The jet set route between Australia and prestigious international retailers using bags is also explored by historic accessories brand Oroton, revitalized by former Country Road Creative Director Sophie Holt.
Oroton was under administration before Caledonia chief investment officer Will Vicars saved the company from administration with a $ 25 million bid in 2018. Holt has turned the company’s creative fortunes around, rekindling interest for their bags before launching a ready-to-wear collection in 2019.
Now overseas expansion is underway with London department store Selfridges currently hosting an Oroton pop-up, showcasing the sculptural daywear in a coastal palette.
“We are delighted to have recently launched our international wholesale business,” said Holt. “It made sense to start with the accessories because they are the basis of our brand. We have now added the apparel and where possible prefer to present the brand as a whole by giving our customers the full story of Oroton.
“With Oroton, the first step was to redefine the look and feel of accessories, creating a modern and relevant feel that always spoke of the brand’s heritage and craftsmanship.
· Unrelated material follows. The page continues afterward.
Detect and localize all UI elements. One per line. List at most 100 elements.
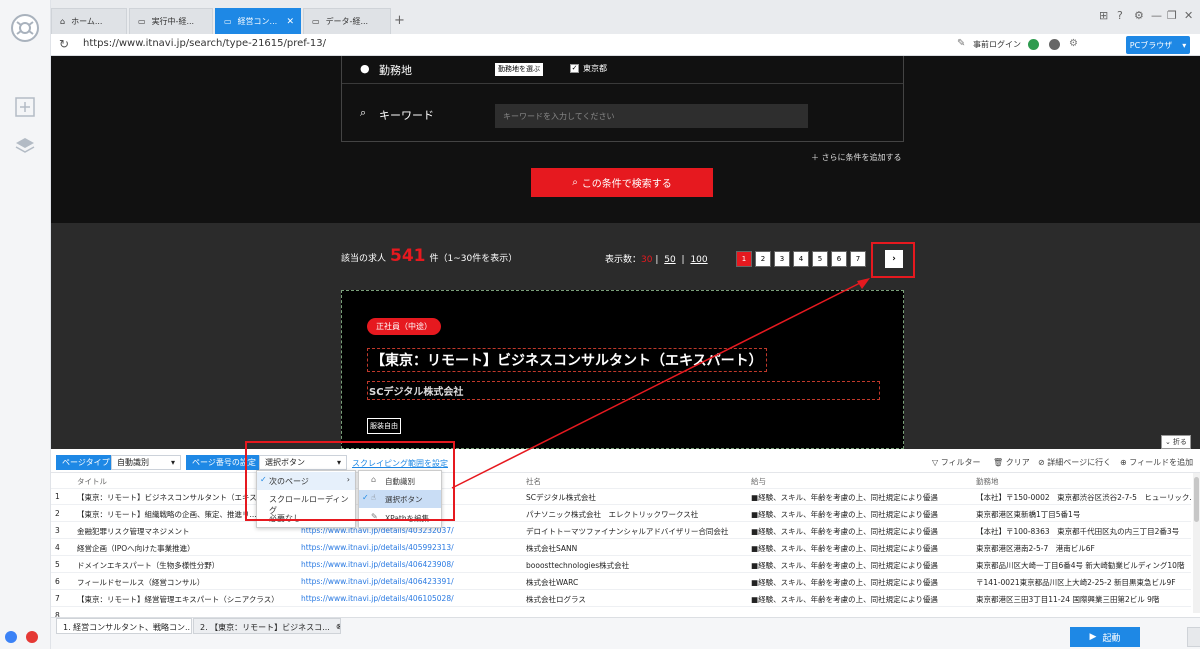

Once we had the new props writing it was easier to use it as a basis for informing the
look and feel of clothes.
It is an evolution of the brand which has proven itself abroad. The French luxury leather goods brand Hermés launched its first women’s ready-to-wear line in 1967 with Catherine de Karolyi, before calling on designers such as Martin Margiela and Jean Paul Gaultier. Italian luggage supplier Prada staged its first runway show in 1988, while Louis Vuitton finally passed the monogrammed bags stage in 1998 with the spectacular collections of American designer Marc Jacobs.
“To light up the look of the clothes, we took a vintage approach to the brand’s history and combined it with utilitarian details,” said Holt. “A kind of charming utility has been created.”
The two brands are banking on the utility appeal for greater international success. With Haulier, Hershan accepts that overseas sales and a global perspective are essential to the survival of Australian luxury brands.
“Australia will always be the home of the brand, but the market here has a cap for the types of products I make. There is a much larger audience when you go global.